Jacques Paul Migne - Struggle With The Publishing Establishment and The Catholic Hierarchy

Struggle With The Publishing Establishment and The Catholic Hierarchy

Migne by-passed the bookselling establishment with direct subscriptions. His Imprimerie Catholique developed into the largest privately held press in France. However, for Migne, on the night of 12-13 February 1868 a devastating fire, which began in the printing plant, destroyed Migne's establishment, which was also producing religious objects. In spite of his insurance contracts, Migne was able to retrieve only a pittance.

Shortly afterwards Mgr Georges Darboy, archbishop of Paris, forbade the continuance of the business, and even suspended him from his priestly functions. The Franco-Prussian War of 1870 inflicted further losses.

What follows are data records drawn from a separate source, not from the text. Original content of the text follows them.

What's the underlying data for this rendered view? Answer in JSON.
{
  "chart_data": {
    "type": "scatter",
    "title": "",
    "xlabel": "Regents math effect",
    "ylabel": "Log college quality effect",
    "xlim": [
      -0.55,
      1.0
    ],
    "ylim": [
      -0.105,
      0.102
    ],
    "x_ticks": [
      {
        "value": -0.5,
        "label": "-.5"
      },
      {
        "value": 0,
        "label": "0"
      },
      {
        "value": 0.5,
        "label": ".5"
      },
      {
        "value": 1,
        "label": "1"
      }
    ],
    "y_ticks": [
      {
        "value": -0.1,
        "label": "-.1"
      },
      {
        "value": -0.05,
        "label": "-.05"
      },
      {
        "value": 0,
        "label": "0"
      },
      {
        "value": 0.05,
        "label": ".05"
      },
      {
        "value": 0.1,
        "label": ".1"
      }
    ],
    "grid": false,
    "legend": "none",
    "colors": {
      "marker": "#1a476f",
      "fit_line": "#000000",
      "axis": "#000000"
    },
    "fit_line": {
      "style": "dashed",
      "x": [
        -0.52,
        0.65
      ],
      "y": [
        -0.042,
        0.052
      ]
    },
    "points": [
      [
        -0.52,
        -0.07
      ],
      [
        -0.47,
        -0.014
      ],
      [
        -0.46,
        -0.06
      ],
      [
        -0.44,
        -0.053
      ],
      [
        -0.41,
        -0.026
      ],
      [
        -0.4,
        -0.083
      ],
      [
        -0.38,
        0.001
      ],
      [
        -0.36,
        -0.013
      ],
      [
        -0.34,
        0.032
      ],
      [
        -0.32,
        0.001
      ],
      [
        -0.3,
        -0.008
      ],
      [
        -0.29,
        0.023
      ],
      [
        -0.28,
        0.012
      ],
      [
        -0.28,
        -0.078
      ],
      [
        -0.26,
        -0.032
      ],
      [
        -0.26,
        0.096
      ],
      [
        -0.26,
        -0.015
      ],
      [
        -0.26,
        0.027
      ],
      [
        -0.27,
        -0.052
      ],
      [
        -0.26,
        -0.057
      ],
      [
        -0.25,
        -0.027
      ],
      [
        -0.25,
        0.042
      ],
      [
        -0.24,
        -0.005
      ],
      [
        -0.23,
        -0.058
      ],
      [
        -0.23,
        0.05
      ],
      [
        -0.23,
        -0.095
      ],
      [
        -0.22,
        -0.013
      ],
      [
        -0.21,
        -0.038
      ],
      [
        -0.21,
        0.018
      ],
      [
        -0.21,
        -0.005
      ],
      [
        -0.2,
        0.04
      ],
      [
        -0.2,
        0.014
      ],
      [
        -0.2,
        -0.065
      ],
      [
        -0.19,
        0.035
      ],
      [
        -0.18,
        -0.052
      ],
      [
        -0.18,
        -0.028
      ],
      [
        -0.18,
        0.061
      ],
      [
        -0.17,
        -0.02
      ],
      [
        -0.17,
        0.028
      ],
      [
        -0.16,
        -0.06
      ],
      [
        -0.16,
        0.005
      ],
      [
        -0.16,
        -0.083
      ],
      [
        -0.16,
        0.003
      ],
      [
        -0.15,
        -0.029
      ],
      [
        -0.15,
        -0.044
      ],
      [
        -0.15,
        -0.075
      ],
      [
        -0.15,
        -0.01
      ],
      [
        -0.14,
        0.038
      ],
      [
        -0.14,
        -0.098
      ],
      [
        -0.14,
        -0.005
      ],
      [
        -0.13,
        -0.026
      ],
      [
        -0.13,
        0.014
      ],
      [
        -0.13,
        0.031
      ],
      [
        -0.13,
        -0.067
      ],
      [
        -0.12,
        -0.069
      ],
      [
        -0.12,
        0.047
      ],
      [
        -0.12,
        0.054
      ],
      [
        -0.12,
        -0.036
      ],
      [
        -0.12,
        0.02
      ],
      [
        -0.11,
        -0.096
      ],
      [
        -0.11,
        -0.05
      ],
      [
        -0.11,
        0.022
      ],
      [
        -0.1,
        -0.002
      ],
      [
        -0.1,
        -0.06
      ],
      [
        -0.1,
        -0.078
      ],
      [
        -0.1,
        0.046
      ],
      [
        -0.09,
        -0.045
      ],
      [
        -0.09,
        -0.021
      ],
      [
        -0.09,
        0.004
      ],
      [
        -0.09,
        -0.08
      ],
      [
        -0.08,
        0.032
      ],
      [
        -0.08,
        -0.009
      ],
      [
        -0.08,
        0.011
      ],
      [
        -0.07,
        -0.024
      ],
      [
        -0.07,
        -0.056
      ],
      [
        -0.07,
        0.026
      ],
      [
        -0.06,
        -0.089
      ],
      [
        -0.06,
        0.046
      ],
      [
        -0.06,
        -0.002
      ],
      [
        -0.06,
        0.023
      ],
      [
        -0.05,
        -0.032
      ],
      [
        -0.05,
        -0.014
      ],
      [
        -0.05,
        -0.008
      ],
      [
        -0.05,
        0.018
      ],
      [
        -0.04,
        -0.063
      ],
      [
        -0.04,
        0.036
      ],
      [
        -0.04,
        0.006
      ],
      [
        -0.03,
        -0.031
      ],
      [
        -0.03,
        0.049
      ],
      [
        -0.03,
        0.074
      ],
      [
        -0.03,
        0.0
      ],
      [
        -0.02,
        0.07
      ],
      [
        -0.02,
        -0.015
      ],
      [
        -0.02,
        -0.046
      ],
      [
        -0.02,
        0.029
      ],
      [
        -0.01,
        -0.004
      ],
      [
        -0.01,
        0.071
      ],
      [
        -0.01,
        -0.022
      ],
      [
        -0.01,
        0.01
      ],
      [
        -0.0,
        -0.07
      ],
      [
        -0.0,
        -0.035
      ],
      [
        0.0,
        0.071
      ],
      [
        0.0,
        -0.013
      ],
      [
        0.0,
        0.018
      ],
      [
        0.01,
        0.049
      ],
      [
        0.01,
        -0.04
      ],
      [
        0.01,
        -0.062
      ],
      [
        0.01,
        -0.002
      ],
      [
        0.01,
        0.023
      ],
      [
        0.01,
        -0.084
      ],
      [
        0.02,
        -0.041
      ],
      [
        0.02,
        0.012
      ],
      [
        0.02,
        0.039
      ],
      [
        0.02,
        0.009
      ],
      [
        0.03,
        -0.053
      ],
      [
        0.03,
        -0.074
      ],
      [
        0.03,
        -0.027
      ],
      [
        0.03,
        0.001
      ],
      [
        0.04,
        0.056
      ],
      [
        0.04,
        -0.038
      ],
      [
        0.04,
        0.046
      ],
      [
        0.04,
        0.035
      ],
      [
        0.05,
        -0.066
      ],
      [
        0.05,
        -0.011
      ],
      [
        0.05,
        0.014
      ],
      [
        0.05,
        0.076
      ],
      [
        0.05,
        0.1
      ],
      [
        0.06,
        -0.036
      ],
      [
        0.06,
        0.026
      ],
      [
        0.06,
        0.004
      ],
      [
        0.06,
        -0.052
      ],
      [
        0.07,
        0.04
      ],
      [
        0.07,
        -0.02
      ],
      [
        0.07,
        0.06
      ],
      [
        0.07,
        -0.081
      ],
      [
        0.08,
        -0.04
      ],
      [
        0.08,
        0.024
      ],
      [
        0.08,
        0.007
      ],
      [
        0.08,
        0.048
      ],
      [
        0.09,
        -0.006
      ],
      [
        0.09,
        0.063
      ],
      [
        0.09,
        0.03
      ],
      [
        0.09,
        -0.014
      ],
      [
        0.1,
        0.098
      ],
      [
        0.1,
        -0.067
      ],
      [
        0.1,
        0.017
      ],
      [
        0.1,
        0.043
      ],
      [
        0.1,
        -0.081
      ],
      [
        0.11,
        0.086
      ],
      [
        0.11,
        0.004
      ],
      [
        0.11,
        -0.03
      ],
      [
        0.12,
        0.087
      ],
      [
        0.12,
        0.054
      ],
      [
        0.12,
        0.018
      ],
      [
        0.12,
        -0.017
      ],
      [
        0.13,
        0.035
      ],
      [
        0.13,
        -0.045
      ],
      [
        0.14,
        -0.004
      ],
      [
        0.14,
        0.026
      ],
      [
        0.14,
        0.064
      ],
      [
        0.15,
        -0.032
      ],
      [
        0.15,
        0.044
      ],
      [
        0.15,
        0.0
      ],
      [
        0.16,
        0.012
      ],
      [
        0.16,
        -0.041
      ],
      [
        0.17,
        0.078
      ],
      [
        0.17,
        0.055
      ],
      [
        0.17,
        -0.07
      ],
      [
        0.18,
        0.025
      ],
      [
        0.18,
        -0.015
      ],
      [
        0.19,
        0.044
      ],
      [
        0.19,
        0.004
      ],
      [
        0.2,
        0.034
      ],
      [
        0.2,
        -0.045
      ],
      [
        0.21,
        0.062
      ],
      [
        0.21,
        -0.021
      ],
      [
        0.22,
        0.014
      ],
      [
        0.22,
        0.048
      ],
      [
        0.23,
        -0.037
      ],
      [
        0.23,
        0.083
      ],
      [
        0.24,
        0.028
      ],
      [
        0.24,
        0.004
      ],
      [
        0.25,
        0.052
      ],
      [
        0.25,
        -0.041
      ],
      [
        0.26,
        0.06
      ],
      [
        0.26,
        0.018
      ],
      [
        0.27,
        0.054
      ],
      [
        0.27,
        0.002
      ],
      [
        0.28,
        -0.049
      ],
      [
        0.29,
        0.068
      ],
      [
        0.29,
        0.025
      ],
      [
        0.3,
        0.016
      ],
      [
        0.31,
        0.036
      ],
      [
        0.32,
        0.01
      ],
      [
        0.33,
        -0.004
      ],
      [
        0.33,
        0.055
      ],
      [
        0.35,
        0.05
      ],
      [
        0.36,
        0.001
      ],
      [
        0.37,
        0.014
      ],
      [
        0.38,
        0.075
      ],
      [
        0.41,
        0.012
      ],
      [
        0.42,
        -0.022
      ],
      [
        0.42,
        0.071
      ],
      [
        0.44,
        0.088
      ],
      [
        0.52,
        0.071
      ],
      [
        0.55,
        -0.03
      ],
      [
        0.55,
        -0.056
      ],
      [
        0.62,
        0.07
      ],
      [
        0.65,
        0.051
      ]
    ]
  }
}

Then from the curia of Pope Pius IX came a decree condemning the use of Mass stipends for the purchase of books, in which Migne and his publications were especially named.

Migne died without ever having regained his former prosperity, and his Imprimerie Catholique passed in 1876 into the hands of Garnier Frères.

The Patrologia Latina and the Patrologia Graeca, (along with the Monumenta Germaniae Historica) are among the great 19th century contributions to the scholarship of patristics and the Middle Ages. Within the Roman Catholic Church, Migne's editions put many original texts for the first time into the hands of the priesthood.